返済比率とは、満室時の家賃収入に占めるローン返済の割合のことで、以下のように投資判断の目安として利用されてきました。
- 返済比率40%以下:安全な物件
- 返済比率50%以下:比較的安全な物件
- 返済比率50~55%:やや注意が必要な物件
- 返済比率56%以上:危険な物件
これは、支出で最も大きなウエイトを占めるローン返済額に着目し、それが満室家賃の40%以内に収まっていれば空室や家賃低下、税金、管理費などのもろもろの経費を考えても、まず採算が取れるという経験則から導き出されたものです。
返済比率は満室家賃とローン返済額(ネット上のシミュレーションソフトで算出)で簡単に算出できるため、これで物件を絞り込み、最終的に収支計画書を作成するというステップを踏むと良いでしょう。
また、想定家賃収入と自己資金や事業資金、返済期間などから簡単に収益をシミュレーションできるサイトも公開されています。
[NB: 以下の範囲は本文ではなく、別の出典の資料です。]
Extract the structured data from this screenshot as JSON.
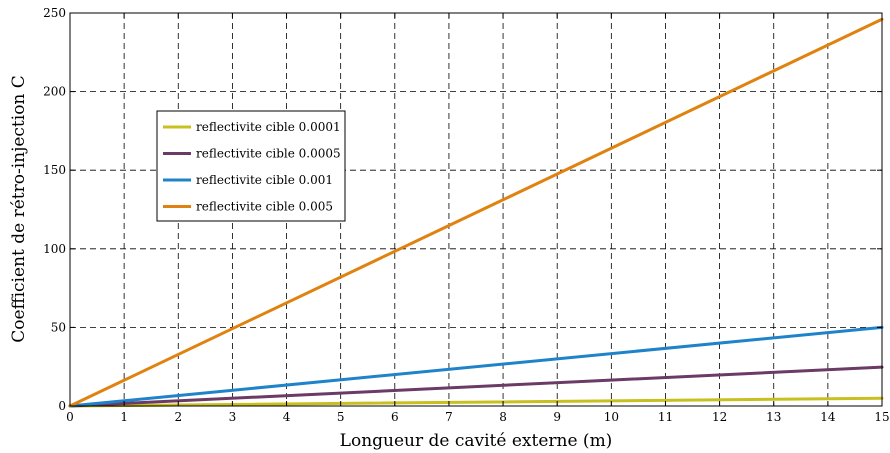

このようなサイトを利用して物件を絞り込むのも賢い方法です。
<収益シミュレーションサイトの一例>(東急リバブル)
~引用~東急リバブルhttps://www.livable.co.jp/fudosan-toushi/simulation-shueki/
まとめ
金融機関から融資を引き出すことさえできれば、自己資金ゼロでも賃貸経営で成功した夢のような時代もありました。
しかし、人口減少・家余り現象が加速するこれからは、収支計画で十分な売上利益が出ない物件には金融機関は融資しない時代になっていきます。
むしろ、甘い収支計画をもとに融資するような金融機関の方が要警戒であり、経営者、投資家自らが収支計画書を作成してみることは不動産投資ビジネスにおいては、大切なステップです。
ただし、収支計画書の作成にはある程度の手間と時間がかかるため、まずは「返済比率」などを試算して物件を絞り込み、最終判断を下すために収支計画書を作ってみるのが賢い方法です。